The message for Japan is clear enough: To maintain its manufacturing power, it should also give a big push to R&D projects. Much that needs to be done. For example, cooperation between industry and academia, an area in which the U.S. is taking the lead, should be facilitated through deregulation.

Building “industrial clusters” around industrial-academic cooperation in selected areas across the country — a program introduced in the ministry’s 2002 report on manufacturing — is also a step in the right direction. It is important, however, that these complexes be managed under the initiative of local governments and universities, and not under the rigid direction of the central government’s industrial policy.

Effective division of work also demands that Japan concentrate on goods and services of higher value. The marketing here of Chinese washing machines, for example, is a reminder that Japan’s future does not belong in such conventional products of lower value. Just as American manufacturers of home appliances withdrew from color televisions and video tape recorders in the face of Japanese competition, Japan should withdraw from old product lines to make way for countries such as China and South Korea.

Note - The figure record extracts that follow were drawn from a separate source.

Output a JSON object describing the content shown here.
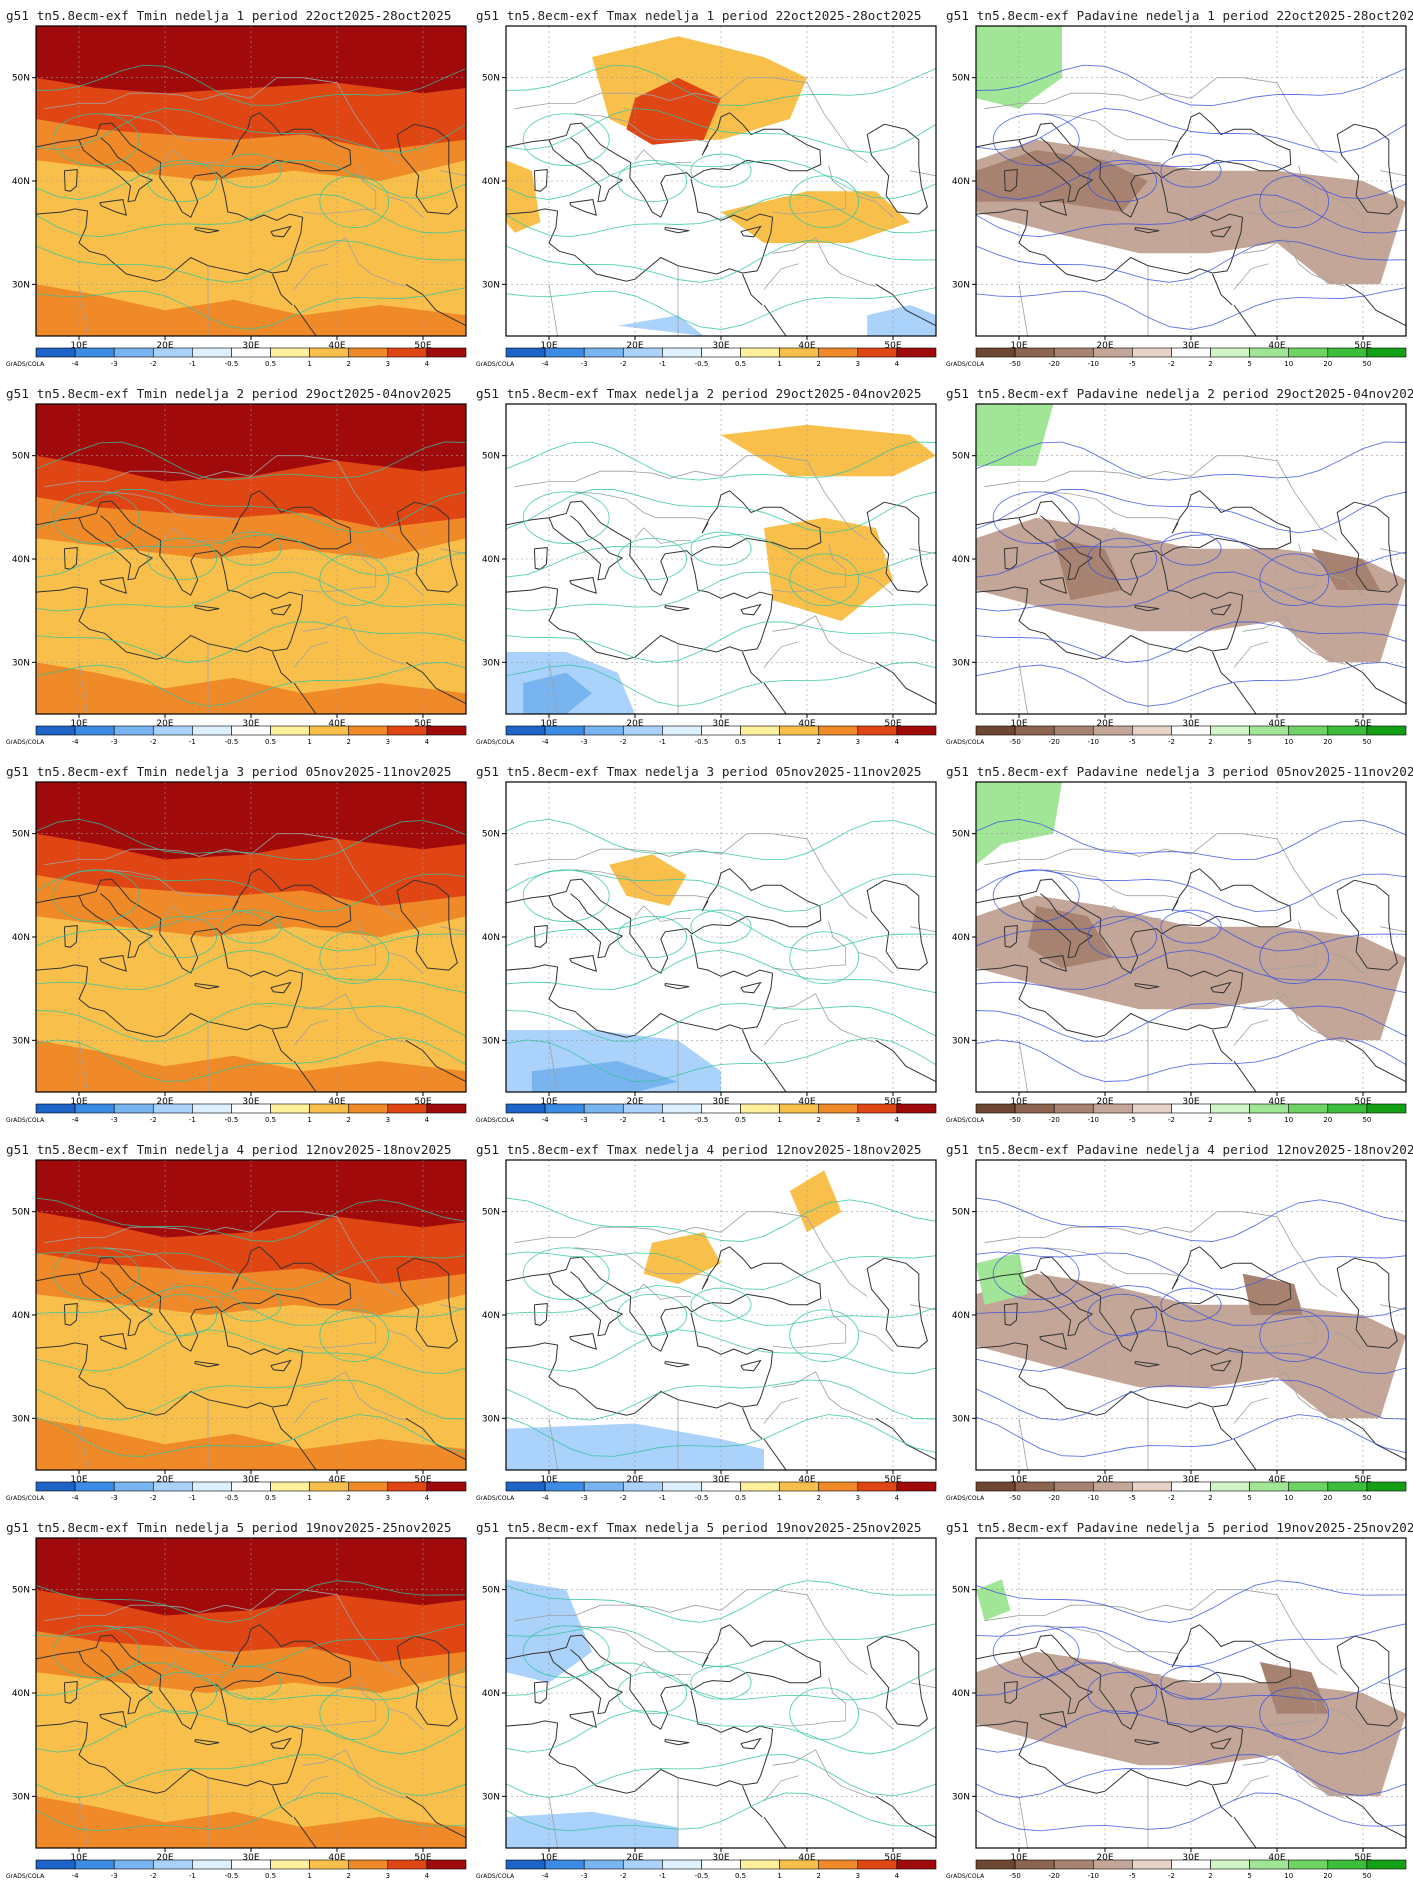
{
  "source": "g51",
  "model": "tn5.8ecm-exf",
  "week_word": "nedelja",
  "period_word": "period",
  "credit": "GrADS/COLA",
  "variables": [
    {
      "id": "tmin",
      "name": "Tmin"
    },
    {
      "id": "tmax",
      "name": "Tmax"
    },
    {
      "id": "precip",
      "name": "Padavine"
    }
  ],
  "weeks": [
    {
      "number": "1",
      "period": "22oct2025-28oct2025"
    },
    {
      "number": "2",
      "period": "29oct2025-04nov2025"
    },
    {
      "number": "3",
      "period": "05nov2025-11nov2025"
    },
    {
      "number": "4",
      "period": "12nov2025-18nov2025"
    },
    {
      "number": "5",
      "period": "19nov2025-25nov2025"
    }
  ],
  "map": {
    "lon_ticks": [
      "10E",
      "20E",
      "30E",
      "40E",
      "50E"
    ],
    "lat_ticks": [
      "50N",
      "40N",
      "30N"
    ],
    "lon_range": [
      5,
      55
    ],
    "lat_range": [
      25,
      55
    ]
  },
  "legends": {
    "temperature": {
      "labels": [
        "-4",
        "-3",
        "-2",
        "-1",
        "-0.5",
        "0.5",
        "1",
        "2",
        "3",
        "4"
      ],
      "colors": [
        "#1e64c8",
        "#3c8ce6",
        "#78b4f0",
        "#aad2fa",
        "#dcf0ff",
        "#ffffff",
        "#fff09c",
        "#f8c04a",
        "#f08a28",
        "#e04614",
        "#a00a0a"
      ]
    },
    "precipitation": {
      "labels": [
        "-50",
        "-20",
        "-10",
        "-5",
        "-2",
        "2",
        "5",
        "10",
        "20",
        "50"
      ],
      "colors": [
        "#6e4632",
        "#8c6450",
        "#a88270",
        "#c4a698",
        "#e6d2c6",
        "#ffffff",
        "#d2f5c8",
        "#a0e696",
        "#6ed264",
        "#3cbe3c",
        "#14a014"
      ]
    }
  },
  "field_colors": {
    "tmin_strong": "#a00a0a",
    "tmin_warm": "#e04614",
    "tmin_mid": "#f08a28",
    "tmin_base": "#f8c04a",
    "tmax_warm": "#f8c04a",
    "tmax_hot": "#e04614",
    "tmax_cold": "#aad2fa",
    "tmax_colder": "#78b4f0",
    "precip_dry": "#c4a698",
    "precip_drier": "#a88270",
    "precip_wet": "#a0e696",
    "contour_temp": "#2ec4a0",
    "contour_precip": "#3450e0",
    "coast": "#333333",
    "border": "#a0a0a0"
  }
}
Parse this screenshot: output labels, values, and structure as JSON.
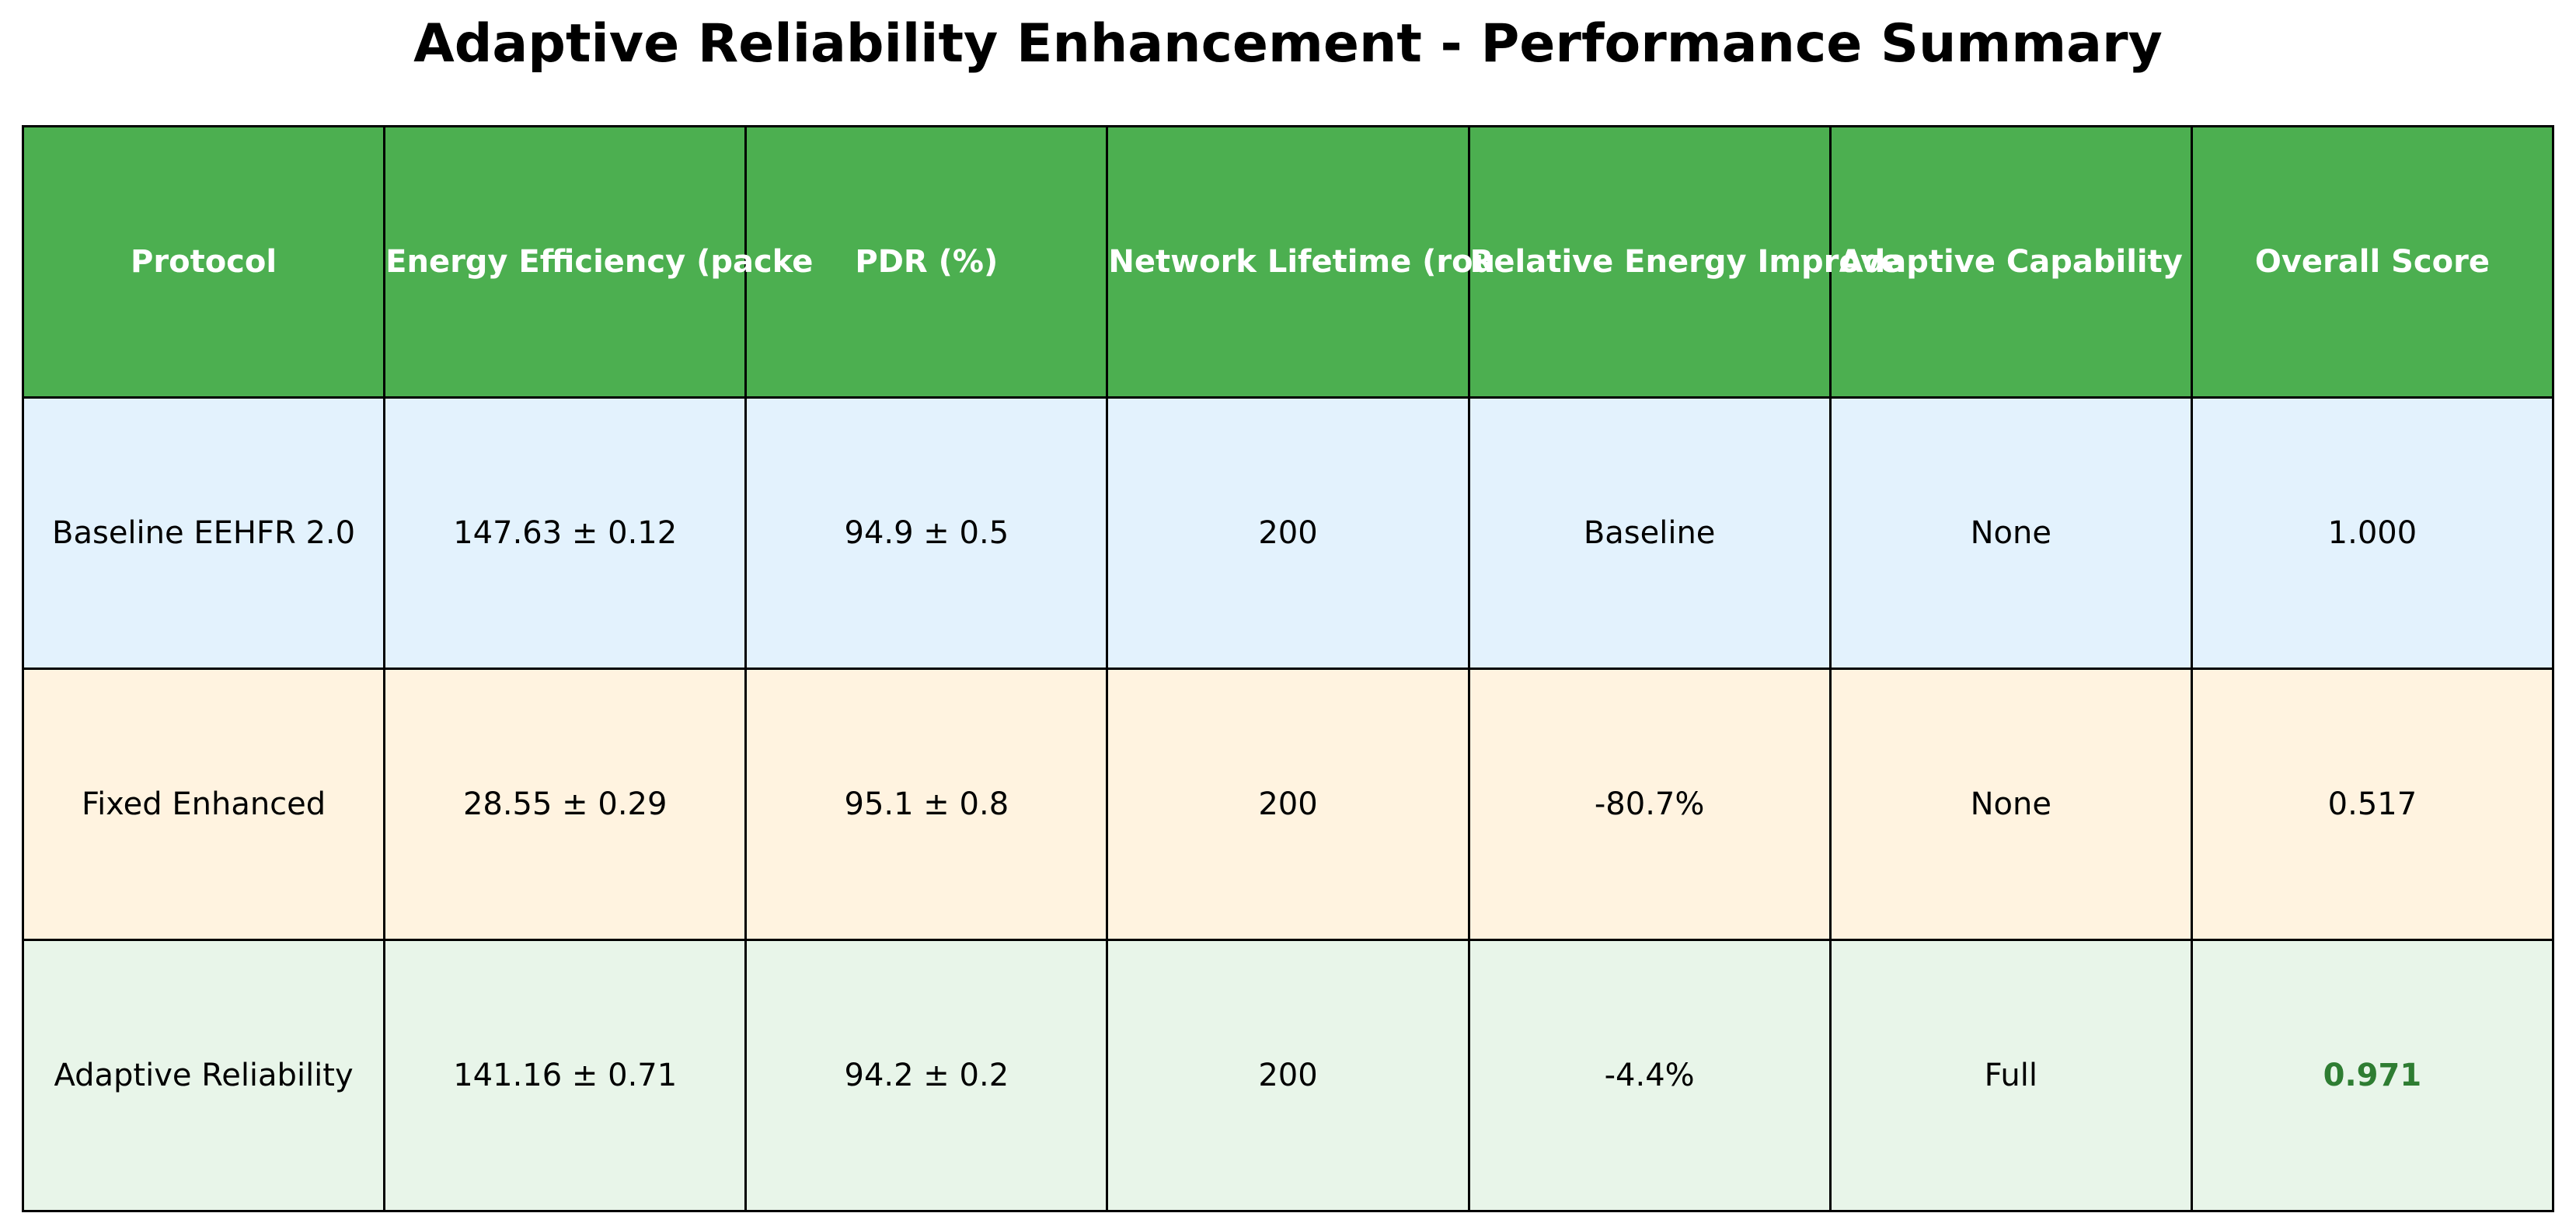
{
  "chart_data": {
    "type": "table",
    "title": "Adaptive Reliability Enhancement - Performance Summary",
    "columns": [
      "Protocol",
      "Energy Efficiency (packe",
      "PDR (%)",
      "Network Lifetime (rou",
      "Relative Energy Improve",
      "Adaptive Capability",
      "Overall Score"
    ],
    "rows": [
      [
        "Baseline EEHFR 2.0",
        "147.63 ± 0.12",
        "94.9 ± 0.5",
        "200",
        "Baseline",
        "None",
        "1.000"
      ],
      [
        "Fixed Enhanced",
        "28.55 ± 0.29",
        "95.1 ± 0.8",
        "200",
        "-80.7%",
        "None",
        "0.517"
      ],
      [
        "Adaptive Reliability",
        "141.16 ± 0.71",
        "94.2 ± 0.2",
        "200",
        "-4.4%",
        "Full",
        "0.971"
      ]
    ],
    "colors": {
      "header_bg": "#4caf50",
      "header_text": "#ffffff",
      "row_backgrounds": [
        "#e3f2fd",
        "#fff3e0",
        "#e8f5e9"
      ],
      "highlight_text": "#2e7d32",
      "border": "#000000"
    },
    "highlighted_cell": {
      "row": 2,
      "column": 6
    }
  }
}
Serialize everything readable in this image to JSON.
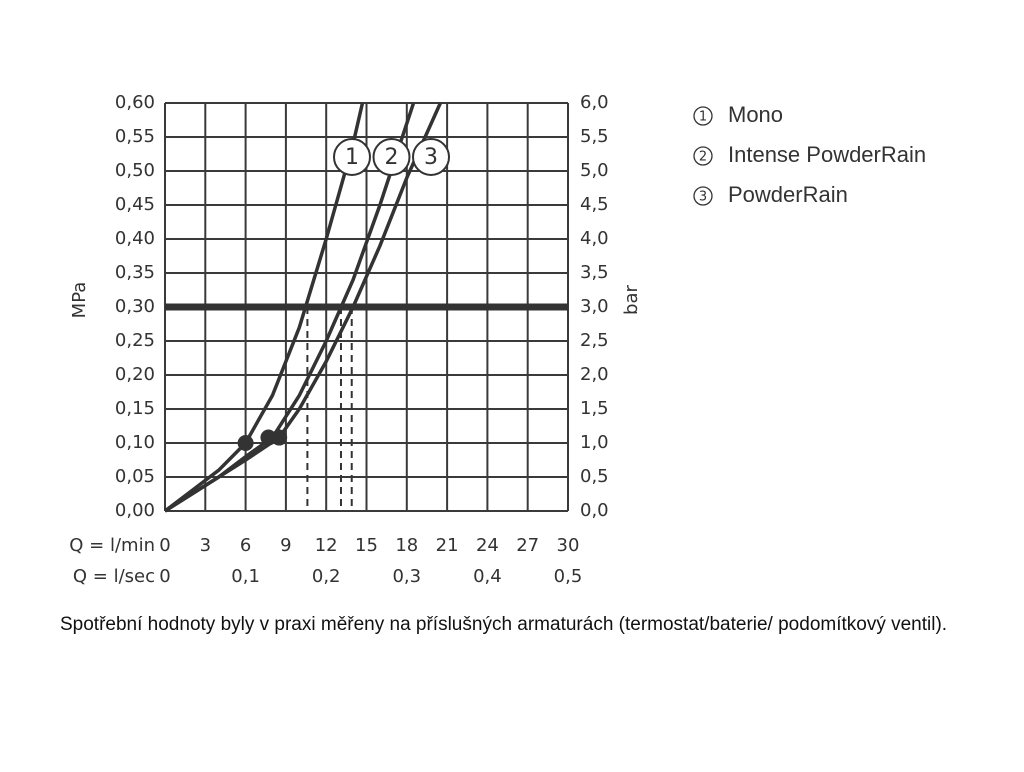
{
  "chart_data": {
    "type": "line",
    "ylabel": "MPa",
    "y2label": "bar",
    "xlabel": "Q = l/min",
    "x2label": "Q = l/sec",
    "xlim": [
      0,
      30
    ],
    "xticks": [
      0,
      3,
      6,
      9,
      12,
      15,
      18,
      21,
      24,
      27,
      30
    ],
    "x2lim": [
      0,
      0.5
    ],
    "x2ticks": [
      0,
      {
        "value": 0.1,
        "label": "0,1"
      },
      {
        "value": 0.2,
        "label": "0,2"
      },
      {
        "value": 0.3,
        "label": "0,3"
      },
      {
        "value": 0.4,
        "label": "0,4"
      },
      {
        "value": 0.5,
        "label": "0,5"
      }
    ],
    "ylim": [
      0,
      0.6
    ],
    "yticks": [
      {
        "value": 0,
        "label": "0,00"
      },
      {
        "value": 0.05,
        "label": "0,05"
      },
      {
        "value": 0.1,
        "label": "0,10"
      },
      {
        "value": 0.15,
        "label": "0,15"
      },
      {
        "value": 0.2,
        "label": "0,20"
      },
      {
        "value": 0.25,
        "label": "0,25"
      },
      {
        "value": 0.3,
        "label": "0,30"
      },
      {
        "value": 0.35,
        "label": "0,35"
      },
      {
        "value": 0.4,
        "label": "0,40"
      },
      {
        "value": 0.45,
        "label": "0,45"
      },
      {
        "value": 0.5,
        "label": "0,50"
      },
      {
        "value": 0.55,
        "label": "0,55"
      },
      {
        "value": 0.6,
        "label": "0,60"
      }
    ],
    "y2lim": [
      0,
      6
    ],
    "y2ticks": [
      {
        "value": 0,
        "label": "0,0"
      },
      {
        "value": 0.5,
        "label": "0,5"
      },
      {
        "value": 1,
        "label": "1,0"
      },
      {
        "value": 1.5,
        "label": "1,5"
      },
      {
        "value": 2,
        "label": "2,0"
      },
      {
        "value": 2.5,
        "label": "2,5"
      },
      {
        "value": 3,
        "label": "3,0"
      },
      {
        "value": 3.5,
        "label": "3,5"
      },
      {
        "value": 4,
        "label": "4,0"
      },
      {
        "value": 4.5,
        "label": "4,5"
      },
      {
        "value": 5,
        "label": "5,0"
      },
      {
        "value": 5.5,
        "label": "5,5"
      },
      {
        "value": 6,
        "label": "6,0"
      }
    ],
    "grid": true,
    "reference_y": 0.3,
    "color": "#333333",
    "series": [
      {
        "name": "Mono",
        "label": "1",
        "x": [
          0,
          2,
          4,
          6,
          8,
          10,
          12,
          14,
          14.7
        ],
        "values": [
          0,
          0.03,
          0.06,
          0.1,
          0.17,
          0.27,
          0.4,
          0.54,
          0.6
        ],
        "marker_x": 6,
        "marker_y": 0.1,
        "ref_x": 10.6
      },
      {
        "name": "Intense PowderRain",
        "label": "2",
        "x": [
          0,
          2,
          4,
          6,
          8,
          10,
          12,
          14,
          16,
          18,
          18.5
        ],
        "values": [
          0,
          0.025,
          0.05,
          0.08,
          0.108,
          0.17,
          0.25,
          0.34,
          0.45,
          0.57,
          0.6
        ],
        "marker_x": 7.7,
        "marker_y": 0.108,
        "ref_x": 13.1
      },
      {
        "name": "PowderRain",
        "label": "3",
        "x": [
          0,
          2,
          4,
          6,
          8.5,
          10,
          12,
          14,
          16,
          18,
          20.5
        ],
        "values": [
          0,
          0.025,
          0.05,
          0.075,
          0.108,
          0.15,
          0.22,
          0.3,
          0.39,
          0.49,
          0.6
        ],
        "marker_x": 8.5,
        "marker_y": 0.108,
        "ref_x": 13.9
      }
    ],
    "note": "Spotřební hodnoty byly v praxi měřeny na příslušných armaturách (termostat/baterie/ podomítkový ventil)."
  }
}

Shifting managerial resources in favor of high-end goods and services requires change in the industrial structure. A free-trade agreement will facilitate such change by eliminating trade and investment barriers between member countries. Already a bilateral free-trade pact between Japan and Singapore, signed earlier this year, is set to take effect this autumn. What’s more, Japan and South Korea are in talks to conclude a similar agreement. Tokyo is also considering signing such accords with Mexico and other countries.

In these and other efforts toward economic integration, Japan is lagging behind the EU and North America. Both regions have set an encouraging precedent by developing new avenues of growth through structural reforms that a common market requires. Now is the time for Japan to spell out its own policy for East Asia so that it can achieve solid growth in this highly promising region.